Inflation has come down, but it'll be difficult to get down to the Fed's 2% target, which is a number they must have pulled out of their, umm, hat. Energy and housing are the two biggest problem areas, and both are due to tight supply, and raising interest rates wont help either. In fact, higher rates are making the housing issue worse, not better.
In a growing, productive economy, inflation should be minimal, and some markets (electronics, transportation) we should see price deflation as technology improves. But today the USA has an economy that favors debt-financed consumption over real growth and productivity.
The Fed’s seemingly arbitrary 2% target for inflation goes all the way back to writings of the great economist John Maynard Keynes, when he opined that a low level of price inflation was desirable because annual small wage increases made the common man feel better about his lot in life. A 2% target also sets a safe threshold to guard against monetary deflation which is inherently destructive to the fractional reserve banking system the Fed operates.
But will it? That's the question. (No way to know of course; it is just a guessing game)
I think it will. Much of the massive cash stores and abatements from the Biden-pump have been absorbed or spent. With sideline cash diminishing Fed action will begin to drive us toward recession. As you know the trick is.......can the Fed. put above target inflationary pressures to bed completely without driving us into recession.
Inflation numbers over the last couple of days have been surprisingly promising.
We simply must get to a point in which employers tell marginal employees demanding more money to pound sand.

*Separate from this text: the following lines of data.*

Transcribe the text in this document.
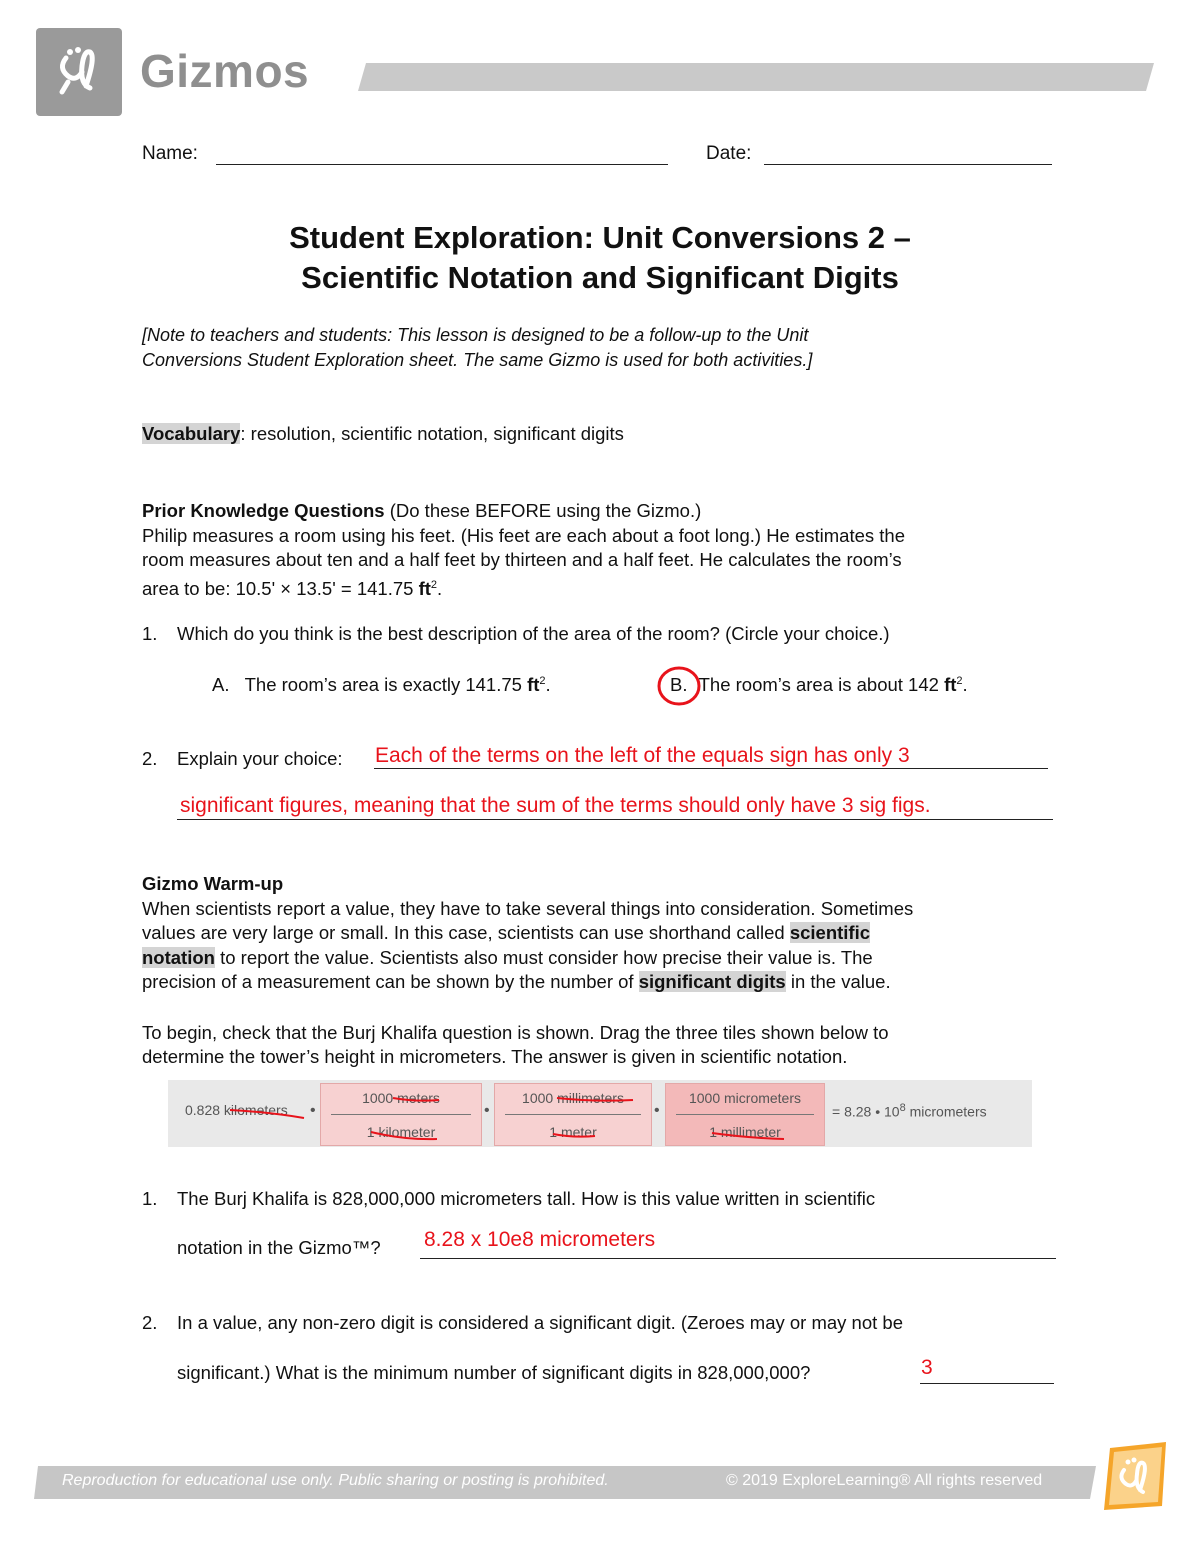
Gizmos
Name:	Date:
Student Exploration: Unit Conversions 2 –
Scientific Notation and Significant Digits
[Note to teachers and students: This lesson is designed to be a follow-up to the Unit
Conversions Student Exploration sheet. The same Gizmo is used for both activities.]
Vocabulary: resolution, scientific notation, significant digits
Prior Knowledge Questions (Do these BEFORE using the Gizmo.)
Philip measures a room using his feet. (His feet are each about a foot long.) He estimates the
room measures about ten and a half feet by thirteen and a half feet. He calculates the room’s
area to be: 10.5' × 13.5' = 141.75 $ft^2$.
1. Which do you think is the best description of the area of the room? (Circle your choice.)
A. The room’s area is exactly 141.75 $ft^2$.	B. The room’s area is about 142 $ft^2$.
2. Explain your choice: Each of the terms on the left of the equals sign has only 3
significant figures, meaning that the sum of the terms should only have 3 sig figs.
Gizmo Warm-up
When scientists report a value, they have to take several things into consideration. Sometimes
values are very large or small. In this case, scientists can use shorthand called scientific
notation to report the value. Scientists also must consider how precise their value is. The
precision of a measurement can be shown by the number of significant digits in the value.
To begin, check that the Burj Khalifa question is shown. Drag the three tiles shown below to
determine the tower’s height in micrometers. The answer is given in scientific notation.
0.828 kilometers •
1000 meters
1 kilometer
•
1000 millimeters
1 meter
•
1000 micrometers
1 millimeter
= 8.28 • $10^8$ micrometers
1. The Burj Khalifa is 828,000,000 micrometers tall. How is this value written in scientific
notation in the Gizmo™? 8.28 x 10e8 micrometers
2. In a value, any non-zero digit is considered a significant digit. (Zeroes may or may not be
significant.) What is the minimum number of significant digits in 828,000,000?	3
Reproduction for educational use only. Public sharing or posting is prohibited.	© 2019 ExploreLearning® All rights reserved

I was just quoted $12,000 for an upstairs HVAC for 4 rooms. We paid $8700 for an identical unit for downstairs last year, which is larger. Plus, Trane products are going up 40% again in January, and I assume labor too, according to them and a friend of mine who owns an HVAC business.
Inflation is still worse than ever. We can't keep going on like this. It's just unsustainable.
I was just quoted $12,000 for an upstairs HVAC for 4 rooms. We paid $8700 for an identical unit for downstairs last year, which is larger. Plus, Trane products are going up 40% again in January, and I assume labor too, according to them and a friend of mine who owns an HVAC business.
Inflation is still worse than ever. We can't keep going on like this. It's just unsustainable.
In 2019 the HVAC quote was $6200.
In 2013 I paid around $6,500 for a new HVAC. This summer (different house), I paid $11,000 for a new HVAC. So in my 10 years of experience, that is a 5.4% average annual increase, which is about what inflation is running now.
Of course, your example points out that the bulk of that increase occurred within the past year, which makes sense. From 2013 to 2021, inflation was fairly low.